When it comes to the song of Mary, we often focus in on the first few words from which we derive the name we use, Magnificat. Mary sings, “My soul magnifies the Lord, and my spirit rejoices in God my Savior….”[ii] However, it is not too long after that that the language Mary uses takes on the tones of God’s war.
As Mary sings her song of praise to God, the images she pulls from are images of familiar to God’s people…throughout the Hebrew Scriptures, primarily in the Psalms and Isaiah when God’s people reference God as “The Mighty One” it is almost always in reference to God coming with judgment upon the wicked, such as Isaiah 60:12-16: “For the nation and kingdom that will not serve you shall perish; those nations shall be utterly laid to waste…Whereas you have been forsaken and hated, with no one passing through, I will make you majestic forever…and you shall know that I, the Lord, am your Savior and your Redeemer, the Mighty One of Jacob.”
The war images continue as Mary sings of God’s arm reaching out. The image of God’s mighty outstretched arm flows from God’s rescue of his people from slavery in Egypt, as God said, “‘I am the Lord, and I will free you from the burdens of the Egyptians and deliver you from slavery to them. I will redeem you with an outstretched arm and with mighty acts of judgment. I will take you as my people, and I will be your God….”[iii] to his redemption of those who had been scattered in exile, “I will bring you out from the peoples and gather you out of the countries where you are scattered, with a mighty hand and an outstretched arm….”[iv]
And with Mary’s song, we hear that God, as he wages war on the evil and sin of the world, will be scattering the proud and bringing down the powerful as he lifts up the lowly and forgotten…He will provide sustenance for hungry, while those who depend upon their wealth for fulfillment will find themselves empty and hungering…in this, God will fulfill His promise to Abraham to make Abraham’s descendants a blessing to the world.
So, as we continue to try and understand God’s War we call Christmas, as we asked what the darkness of Bethlehem meant to us, we must try and grasp the significance of Mary for us—for she not only is the bearer of the Savior, but she sets for us a model of response to God’s call to war.
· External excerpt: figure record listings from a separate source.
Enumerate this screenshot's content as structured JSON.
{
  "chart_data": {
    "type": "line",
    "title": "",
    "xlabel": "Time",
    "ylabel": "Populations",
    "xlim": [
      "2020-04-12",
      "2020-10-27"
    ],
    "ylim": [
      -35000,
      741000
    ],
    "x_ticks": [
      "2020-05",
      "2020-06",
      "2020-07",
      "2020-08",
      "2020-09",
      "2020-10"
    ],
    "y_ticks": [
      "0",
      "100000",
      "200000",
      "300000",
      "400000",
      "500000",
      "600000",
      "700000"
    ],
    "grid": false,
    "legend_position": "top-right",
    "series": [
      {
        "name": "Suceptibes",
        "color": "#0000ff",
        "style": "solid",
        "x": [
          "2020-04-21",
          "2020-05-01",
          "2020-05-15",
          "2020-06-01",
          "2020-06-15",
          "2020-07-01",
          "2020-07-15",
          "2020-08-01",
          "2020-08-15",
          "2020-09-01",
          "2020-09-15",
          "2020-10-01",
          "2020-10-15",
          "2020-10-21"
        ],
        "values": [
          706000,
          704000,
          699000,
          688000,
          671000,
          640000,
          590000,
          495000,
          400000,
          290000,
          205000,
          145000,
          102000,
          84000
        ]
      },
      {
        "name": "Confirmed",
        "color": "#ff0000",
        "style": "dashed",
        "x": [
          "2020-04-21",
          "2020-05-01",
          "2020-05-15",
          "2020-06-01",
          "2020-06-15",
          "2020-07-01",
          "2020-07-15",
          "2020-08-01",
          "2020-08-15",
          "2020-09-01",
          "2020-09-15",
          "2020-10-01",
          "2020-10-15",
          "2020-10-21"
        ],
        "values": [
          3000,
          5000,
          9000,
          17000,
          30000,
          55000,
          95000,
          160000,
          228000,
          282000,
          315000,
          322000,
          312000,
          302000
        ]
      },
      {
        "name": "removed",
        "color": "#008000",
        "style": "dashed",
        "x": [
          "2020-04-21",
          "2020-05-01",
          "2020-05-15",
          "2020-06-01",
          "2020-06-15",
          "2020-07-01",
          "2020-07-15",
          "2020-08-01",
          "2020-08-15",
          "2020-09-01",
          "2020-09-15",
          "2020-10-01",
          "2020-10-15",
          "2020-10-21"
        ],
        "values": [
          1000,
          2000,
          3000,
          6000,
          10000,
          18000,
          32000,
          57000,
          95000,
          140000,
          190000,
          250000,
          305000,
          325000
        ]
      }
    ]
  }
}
While God has already claimed the ultimate victory in this war through the Resurrection of His Son, there are battles yet to be fought until the victory party of God’s Banquet. As God asked Mary to be a vessel through which He would come into the world, God asks that He might continue to enter the world through us to wage war on sin and corruption. He asks whether we are willing to give birth to His Presence in this world—are we willing to look into the world and see the needs of the weak and lowly, the poor and hungry, and enduring shame and humiliation, take the role of a servant of those in need taking on the proud and powerful—and say to God, “Here I am, the servant of the Lord; let it be with me according to your word.”
In the Name of the Father and the Son and the Holy Spirit. Amen.